In my weakened state, the enemy took advantage. What I mean is that I got all the stuff right with God, but I was still at war within over other things. He convinced me that every compliment I might receive is false flattery. I didn't believe even one (which is likely why I fell into the self-evaluation and self-improvement mess). He pitched out the idea that because we've  moved away from our friend groups, up here in the isolated mountains, that I've been forgotten and most of them don't need or want me anymore - that I'd lost my place. When I looked at photos of my children when they were small I would cry, remembering only the ugly - was I too strict?; I didn't talk nice and yelled too much; why was I so impatient?; surely they don't remember their childhood with fondness. The regrets eclipsed any happy memories.

Gross, isn't it? Satan is mean. He wants to discourage us to the point of disbelief and paralysis. I confessed these fears to Scott and a friend. They rejected their validity and told me it was all lies.

Remember, this was happening during my 50th birthday week. Regardless of what I wrote in the previous post, I really was asking God to lower my expectations and shift my focus from self. That His love and approval would be enough.

I prayed, "God, help me see the truth. Don't let me swing into pride, but help me to see what you see."

Fast forward to Saturday night and a room full of women who affirmed lasting friendships that can withstand time and distance, my daughter who handed me the most beautiful letter she wrote about our relationship, and a special package of things I'd love from another darling young woman I've only seen twice in 25 years, which included a page she wrote '50 things about you that matter to me'. And that's just three of the meaningful sentiments given that night.


I was undone. This party was about so much more than my husband making a big deal about my birthday. It goes so infinitely deeper. God sees me. God knows me. God cares about what troubles me and He rescued me when I found myself in deep waters. He is patient when I struggle. He is loving and faithful to all His promises. And He used my attentive husband's planning to speak to me. I went to bed that night soul-filled, worshipful, eager for Sunday.

The next morning we were in church listening to our pastor's sermon and this is what I heard: "We will all struggle with sin. That's not the problem. That's part of the process. The problem comes when we surrender to the temptation to sin."

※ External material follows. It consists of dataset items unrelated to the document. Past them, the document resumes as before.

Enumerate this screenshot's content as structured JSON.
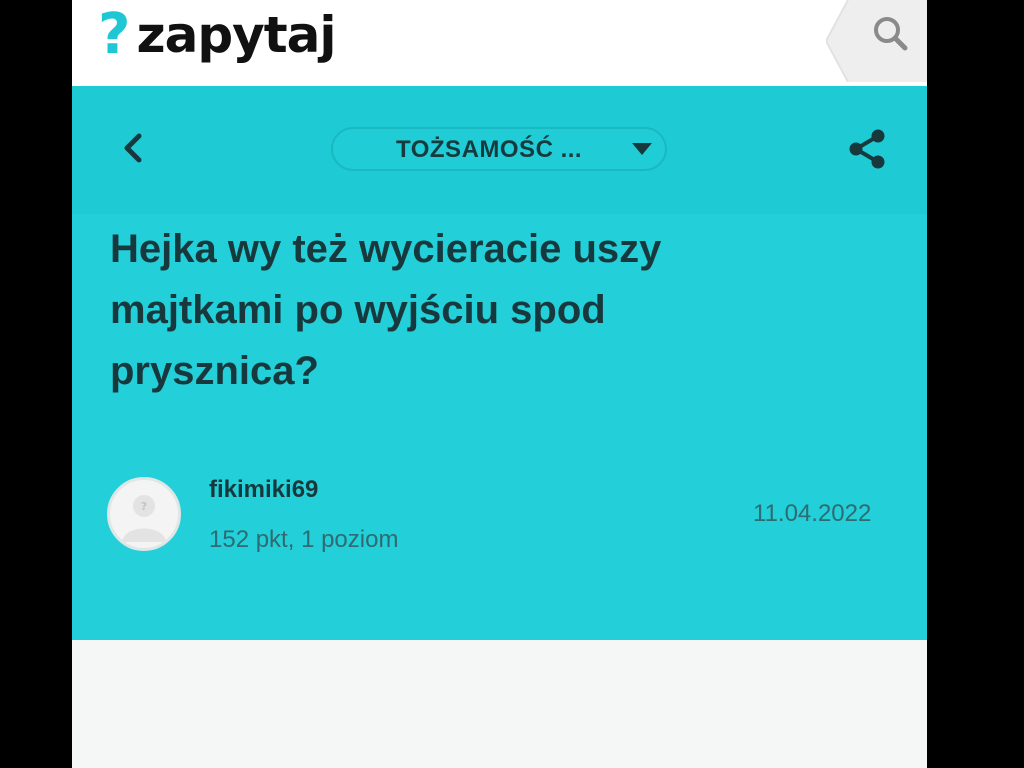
{
  "app": {
    "logo_mark": "?",
    "logo_text": "zapytaj",
    "accent_color": "#23cfd8",
    "logo_color": "#1ec7d3"
  },
  "header": {
    "search_icon": "search-icon"
  },
  "toolbar": {
    "back_icon": "chevron-left-icon",
    "category_label": "TOŻSAMOŚĆ ...",
    "category_icon": "caret-down-icon",
    "share_icon": "share-icon"
  },
  "question": {
    "title": "Hejka wy też wycieracie uszy majtkami po wyjściu spod prysznica?",
    "author": {
      "name": "fikimiki69",
      "stats": "152 pkt, 1 poziom",
      "avatar_glyph": "?"
    },
    "date": "11.04.2022"
  }
}
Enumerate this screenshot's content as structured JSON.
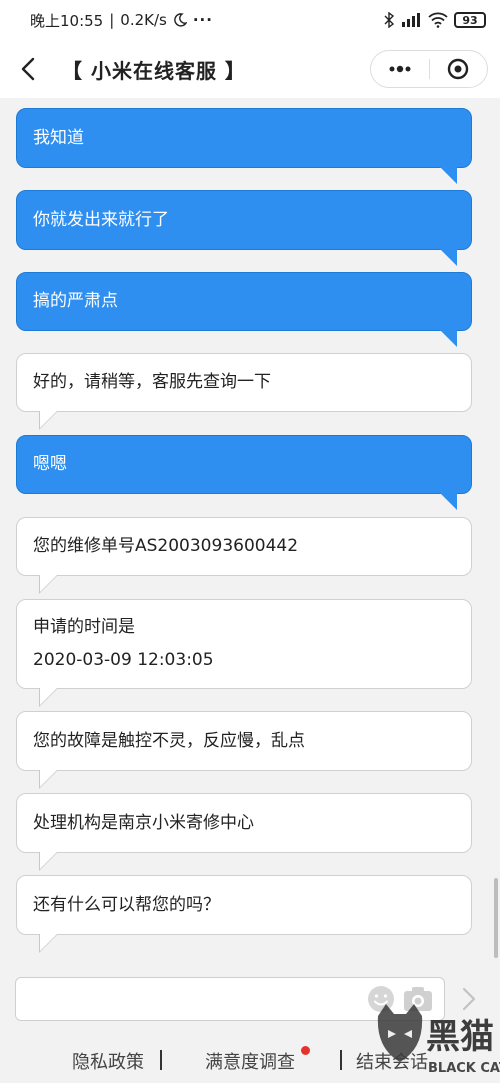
{
  "status_bar": {
    "time": "晚上10:55",
    "speed": "0.2K/s",
    "battery": "93"
  },
  "header": {
    "title": "【 小米在线客服 】"
  },
  "messages": [
    {
      "side": "out",
      "lines": [
        "我知道"
      ]
    },
    {
      "side": "out",
      "lines": [
        "你就发出来就行了"
      ]
    },
    {
      "side": "out",
      "lines": [
        "搞的严肃点"
      ]
    },
    {
      "side": "in",
      "lines": [
        "好的，请稍等，客服先查询一下"
      ]
    },
    {
      "side": "out",
      "lines": [
        "嗯嗯"
      ]
    },
    {
      "side": "in",
      "lines": [
        "您的维修单号AS2003093600442"
      ]
    },
    {
      "side": "in",
      "lines": [
        "申请的时间是",
        "2020-03-09 12:03:05"
      ]
    },
    {
      "side": "in",
      "lines": [
        "您的故障是触控不灵，反应慢，乱点"
      ]
    },
    {
      "side": "in",
      "lines": [
        "处理机构是南京小米寄修中心"
      ]
    },
    {
      "side": "in",
      "lines": [
        "还有什么可以帮您的吗？"
      ]
    }
  ],
  "input": {
    "value": "",
    "placeholder": ""
  },
  "footer": {
    "privacy": "隐私政策",
    "survey": "满意度调查",
    "end": "结束会话"
  },
  "watermark": {
    "brand": "黑猫",
    "sub": "BLACK CAT"
  },
  "colors": {
    "outgoing_bubble": "#2e8ff0",
    "incoming_bubble": "#ffffff",
    "badge": "#e5322d"
  }
}
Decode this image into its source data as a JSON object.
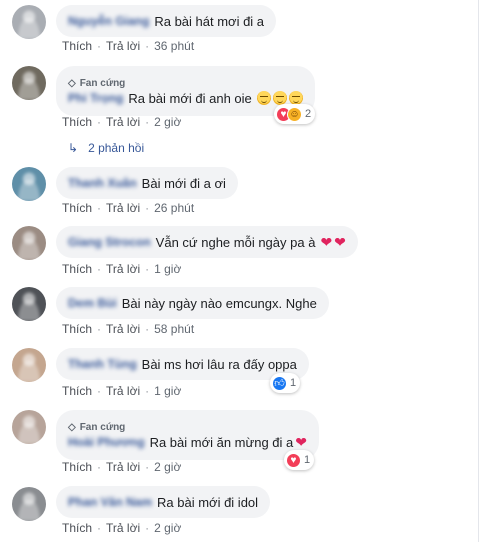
{
  "actions": {
    "like": "Thích",
    "reply": "Trả lời",
    "separator": "·"
  },
  "badge": {
    "label": "Fan cứng",
    "icon": "diamond-icon"
  },
  "comments": [
    {
      "author": "Nguyễn Giang",
      "text": "Ra bài hát mơi đi a",
      "time": "36 phút"
    },
    {
      "author": "Phi Trọng",
      "text": "Ra bài mới đi anh oie",
      "time": "2 giờ",
      "reaction_count": "2"
    },
    {
      "author": "Thanh Xuân",
      "text": "Bài mới đi a ơi",
      "time": "26 phút"
    },
    {
      "author": "Giang Strocon",
      "text": "Vẫn cứ nghe mỗi ngày pa à",
      "time": "1 giờ"
    },
    {
      "author": "Dem Bùi",
      "text": "Bài này ngày nào emcungx. Nghe",
      "time": "58 phút"
    },
    {
      "author": "Thanh Tùng",
      "text": "Bài ms hơi lâu ra đấy oppa",
      "time": "1 giờ",
      "reaction_count": "1"
    },
    {
      "author": "Hoài Phương",
      "text": "Ra bài mới ăn mừng đi a",
      "time": "2 giờ",
      "reaction_count": "1"
    },
    {
      "author": "Phan Văn Nam",
      "text": "Ra bài mới đi idol",
      "time": "2 giờ"
    }
  ],
  "replies_link": {
    "label": "2 phản hồi",
    "icon": "reply-arrow-icon"
  },
  "colors": {
    "link": "#385898",
    "bubble": "#f2f3f5",
    "love": "#f33e58",
    "like": "#1877f2"
  }
}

More freedom! You see, even once I realized what was happening as described above, I was still beating myself up, so mad for struggling with this junk (again). I knew better. I should be past this. But no, our struggle with sin isn't the problem - we're always going to have that. It doesn't make God mad or disappointed with us.

What needs to happen is that we wrestle the thing to the ground, show it who's boss (Jesus conquered sin on our behalf, we have power to say no), and then leave it there. Move on, girl. Don't give the devil time to send our minds into a whirlwind of lies.

Friends, this is why we need to go to church! God speaks when His Word is taught and we come eager to hear. There are few things I love more than when He brings all the sacred echoes together just like that.

I was hoping this would be a benchmark, line drawn in the sand, new direction for a new decade kind of birthday and it is. Nothing quite like a fresh start. I'm ready to go forward and leave all the 's' words back in my 40's.